Tag Archive for: CryptoResistant

U.S. National Security Agency Issues Update on Crypto-Resistant Encryption


The U.S. National Security Agency (NSA) has issued a FAQ (PDF) titled “Quantum Computing and Post-Quantum Cryptography FAQs” where the agency explores the potential implications for national security following the likely arrival of a “brave new world” beyond the classical computing sphere. As the race for quantum computing accelerates, with a myriad of players attempting to achieve quantum supremacy through various, exotic scientific investigation routes, the NSA document explores the potential security concerns arising from the prospective creation of a “Cryptographically Relevant Quantum Computer” (CRQC).

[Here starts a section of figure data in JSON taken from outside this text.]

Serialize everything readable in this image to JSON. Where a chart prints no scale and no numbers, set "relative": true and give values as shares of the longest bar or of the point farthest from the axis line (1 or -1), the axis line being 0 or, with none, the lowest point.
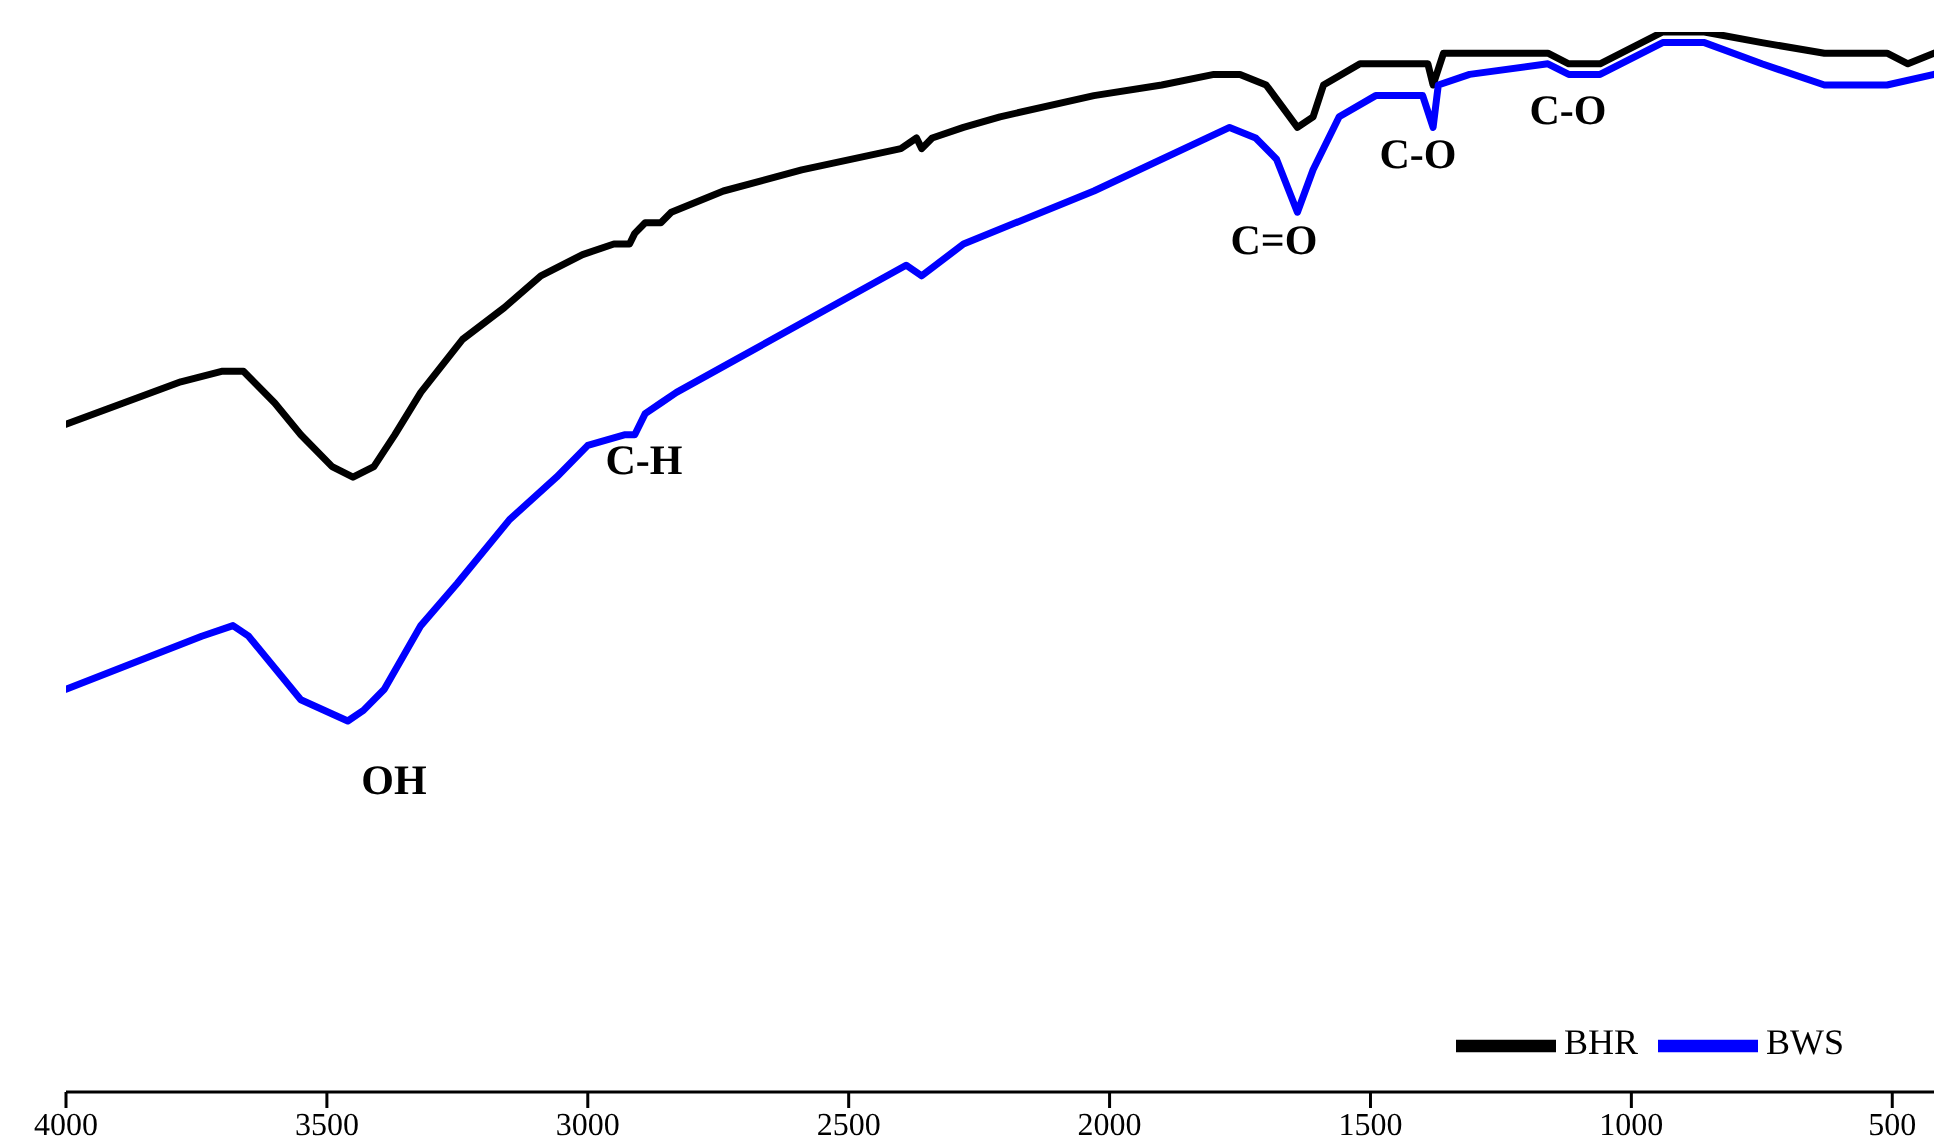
{
  "chart_data": {
    "type": "line",
    "relative": true,
    "xlim": [
      4000,
      420
    ],
    "xticks": [
      4000,
      3500,
      3000,
      2500,
      2000,
      1500,
      1000,
      500
    ],
    "grid": false,
    "legend": "bottom right",
    "marker": "none",
    "line_style": "solid",
    "tick_labels": "x",
    "series": [
      {
        "name": "BHR",
        "color": "#000000",
        "x": [
          4000,
          3890,
          3780,
          3700,
          3660,
          3600,
          3550,
          3490,
          3450,
          3410,
          3370,
          3320,
          3240,
          3160,
          3090,
          3010,
          2950,
          2920,
          2910,
          2890,
          2860,
          2840,
          2740,
          2590,
          2400,
          2370,
          2360,
          2340,
          2280,
          2210,
          2030,
          1900,
          1800,
          1750,
          1700,
          1670,
          1640,
          1610,
          1590,
          1520,
          1390,
          1380,
          1360,
          1300,
          1160,
          1120,
          1060,
          940,
          860,
          750,
          630,
          510,
          470,
          420
        ],
        "values": [
          0.63,
          0.65,
          0.67,
          0.68,
          0.68,
          0.65,
          0.62,
          0.59,
          0.58,
          0.59,
          0.62,
          0.66,
          0.71,
          0.74,
          0.77,
          0.79,
          0.8,
          0.8,
          0.81,
          0.82,
          0.82,
          0.83,
          0.85,
          0.87,
          0.89,
          0.9,
          0.89,
          0.9,
          0.91,
          0.92,
          0.94,
          0.95,
          0.96,
          0.96,
          0.95,
          0.93,
          0.91,
          0.92,
          0.95,
          0.97,
          0.97,
          0.95,
          0.98,
          0.98,
          0.98,
          0.97,
          0.97,
          1.0,
          1.0,
          0.99,
          0.98,
          0.98,
          0.97,
          0.98
        ]
      },
      {
        "name": "BWS",
        "color": "#0000ff",
        "x": [
          4000,
          3740,
          3680,
          3650,
          3550,
          3460,
          3430,
          3390,
          3320,
          3250,
          3150,
          3060,
          3000,
          2930,
          2910,
          2890,
          2860,
          2830,
          2720,
          2390,
          2360,
          2280,
          2030,
          1770,
          1720,
          1680,
          1640,
          1610,
          1560,
          1490,
          1400,
          1380,
          1370,
          1310,
          1160,
          1120,
          1060,
          940,
          860,
          750,
          630,
          510,
          420
        ],
        "values": [
          0.38,
          0.43,
          0.44,
          0.43,
          0.37,
          0.35,
          0.36,
          0.38,
          0.44,
          0.48,
          0.54,
          0.58,
          0.61,
          0.62,
          0.62,
          0.64,
          0.65,
          0.66,
          0.69,
          0.78,
          0.77,
          0.8,
          0.85,
          0.91,
          0.9,
          0.88,
          0.83,
          0.87,
          0.92,
          0.94,
          0.94,
          0.91,
          0.95,
          0.96,
          0.97,
          0.96,
          0.96,
          0.99,
          0.99,
          0.97,
          0.95,
          0.95,
          0.96
        ]
      }
    ],
    "annotations": [
      "OH",
      "C-H",
      "C=O",
      "C-O",
      "C-O"
    ]
  }
}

A CRQC is the advent of a quantum-based supercomputer that is powerful enough to break current, classical-computing-designed encryption schemes. While these schemes (think AES-256, more common on the consumer side, or RSA 3072-bit or larger for asymmetrical encryption algorithms) are virtually impossible to crack with current or even future supercomputers, a quantum computer doesn’t play by the same rules, due to the nature of the beast and the superposition states available to its computing unit, the qubit. With the race for quantum computing featuring major private and state players, it’s not just the expected $26 billion value of the quantum computing sphere by 2030 that worries security experts – but the possibility of quantum systems falling into the hands of rogue entities. We need only look to the history of hacks in the blockchain sphere to see that where there is an economic incentive, there are hacks – and data is expected to become the number one economic source in a (perhaps not so) distant future.